The spokesman said the tankers GNMTC managed were presumed to be “anchored somewhere else”.

Tripoli-based GNMTC could not immediately be reached for comment.

Rebel fighters advanced towards Tripoli from the east on Wednesday in the biggest push in weeks. The advances came as reports proliferated that Gaddafi — under pressure from a five-month uprising against his rule, sanctions and a NATO bombing campaign — was seeking a deal under which he would step down.
“They (sanctions) are having an effect and, in general, they have limited the opportunities for shipping companies to call at ports because the restrictions affect their ability to trade. There is a hot war going on too which will further discourage activity,” said Philip Roche, a partner at Norton Rose.
“Without a doubt, ship owners will have to think very long and hard and sit down with insurers before trading in Libya.”

Libya produced 1.6 million barrels of oil per day before the war, or almost 2 percent of world output.

Last month the European Union added six Libyan ports to the list of assets frozen as part of sanctions on Gaddafi’s government. The ports targeted are Tripoli, Al-Khoms, Zuara and the key oil terminals of Brega, Ras Lanuf and Zawiyah.

Maritime lawyers say the new EU regulations mean it will not be possible to arrange for the payment of port fees through a third party to avoid sanctions on the targeted port authorities.
“To date, the sanctions have focused on people rather than trade sectors.
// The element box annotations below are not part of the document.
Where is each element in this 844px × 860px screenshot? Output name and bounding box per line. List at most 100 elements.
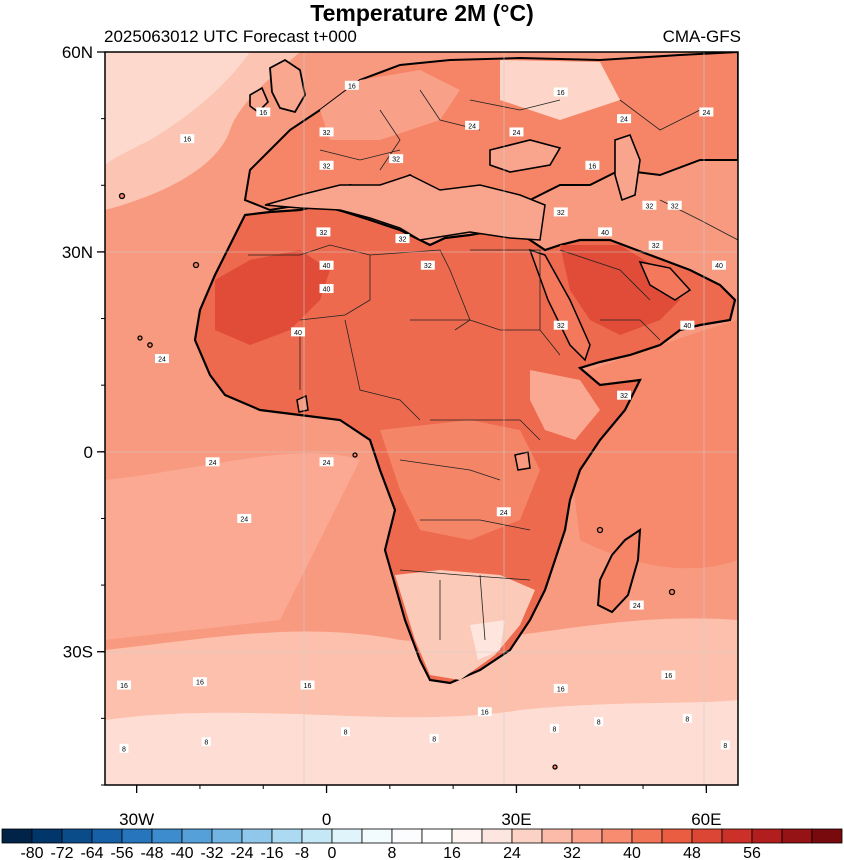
colorbar-tick-label: -16	[260, 845, 283, 860]
indian-ocean-warm	[560, 320, 738, 569]
lon-tick-label: 30W	[119, 810, 154, 829]
colorbar-swatch	[601, 828, 633, 844]
contour-label-bg	[319, 127, 334, 137]
contour-label-bg	[712, 260, 727, 270]
red-sea	[528, 248, 591, 362]
contour-label: 24	[158, 357, 166, 364]
contour-label: 40	[683, 323, 691, 330]
lon-tick-label: 30E	[501, 810, 531, 829]
contour-label: 24	[468, 123, 476, 130]
contour-label: 24	[620, 117, 628, 124]
contour-label-bg	[496, 507, 511, 517]
colorbar-tick-label: 8	[388, 845, 397, 860]
lon-tick-label: 60E	[691, 810, 721, 829]
contour-label: 24	[323, 460, 331, 467]
contour-label-bg	[319, 284, 334, 294]
contour-label-bg	[509, 127, 524, 137]
contour-label: 32	[392, 157, 400, 164]
contour-label: 32	[557, 210, 565, 217]
contour-label: 24	[500, 510, 508, 517]
contour-label-bg	[598, 227, 613, 237]
colorbar-tick-label: -8	[295, 845, 309, 860]
lat-tick-label: 0	[84, 443, 93, 462]
contour-label-bg	[319, 457, 334, 467]
contour-label-bg	[319, 160, 334, 170]
colorbar-swatch	[331, 828, 363, 844]
contour-label: 32	[620, 393, 628, 400]
latitude-axis: 60N 30N 0 30S	[62, 43, 105, 786]
graticule	[105, 52, 738, 785]
colorbar-tick-label: 40	[623, 845, 641, 860]
colorbar-swatch	[781, 828, 813, 844]
lon-tick-label: 0	[322, 810, 331, 829]
colorbar-swatch	[361, 828, 393, 844]
colorbar-swatch	[121, 828, 153, 844]
colorbar-tick-label: -40	[170, 845, 193, 860]
contour-label: 32	[652, 243, 660, 250]
colorbar-swatch	[391, 828, 423, 844]
colorbar-swatch	[241, 828, 273, 844]
contour-label-bg	[116, 680, 131, 690]
colorbar-tick-label: 0	[328, 845, 337, 860]
contour-label-bg	[642, 200, 657, 210]
contour-label-bg	[667, 200, 682, 210]
south-africa-highveld	[470, 620, 505, 660]
contour-label: 16	[304, 683, 312, 690]
contour-label-bg	[617, 114, 632, 124]
contour-label: 16	[589, 163, 597, 170]
map-plot-area: 16 16 16 16 24 24 24 24 32 32 32 32 16 32 32 32 32 32 40 40…	[105, 52, 738, 785]
colorbar-swatch	[721, 828, 753, 844]
south-atlantic-band	[105, 453, 360, 640]
colorbar-swatch	[301, 828, 333, 844]
contour-label: 32	[323, 163, 331, 170]
contour-label-bg	[720, 740, 730, 750]
colorbar-swatch	[511, 828, 543, 844]
southern-africa-cool-zone	[395, 570, 535, 680]
colorbar-swatch	[211, 828, 243, 844]
colorbar-swatch	[751, 828, 783, 844]
ethiopian-highlands	[530, 370, 600, 440]
contour-label-bg	[256, 107, 271, 117]
colorbar-swatch	[151, 828, 183, 844]
colorbar: -80 -72 -64 -56 -48 -40 -32 -24 -16 -8 0 8 16 24 32 40 4…	[1, 828, 843, 860]
contour-label: 32	[671, 203, 679, 210]
contour-label-bg	[661, 670, 676, 680]
contour-label: 8	[552, 726, 556, 733]
colorbar-tick-label: 24	[503, 845, 521, 860]
contour-label: 32	[323, 130, 331, 137]
contour-label-bg	[585, 160, 600, 170]
colorbar-tick-label: 56	[743, 845, 761, 860]
contour-label-bg	[237, 513, 252, 523]
colorbar-swatch	[631, 828, 663, 844]
contour-label-bg	[420, 260, 435, 270]
contour-label: 8	[204, 740, 208, 747]
contour-label-bg	[180, 134, 195, 144]
contour-label: 8	[122, 746, 126, 753]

However, the most recent amendments provide for a distinction between contracts related to oil, gas and refined products and other contracts,” said Norton Rose’s Hamilton.
“It appears that the intention behind the new provisions is to starve those ports controlled by the present Libyan government of any funds brought in through international trade.”

In the meantime, the country’s vital seaborne activity continues to remain paralysed.
“Calling at a Gaddafi controlled Libyan port involves the risk of getting caught up in the fighting, and collateral damage as a consequence of NATO bombings is a possibility, although NATO bombings are normally very precise,” said Jakob Larsen, maritime security officer with BIMCO, the world’s largest private shipowners’ association.

Larsen said Gaddafi’s forces posed a threat to merchant shipping, especially if their situation became more desperate.
“Possible scenarios could include taking a crew hostage, use of crew as a bomb shield, or even hijacking ships and using them as tools of destruction against NATO warships, or for example, rebel controlled oil installations,” he said.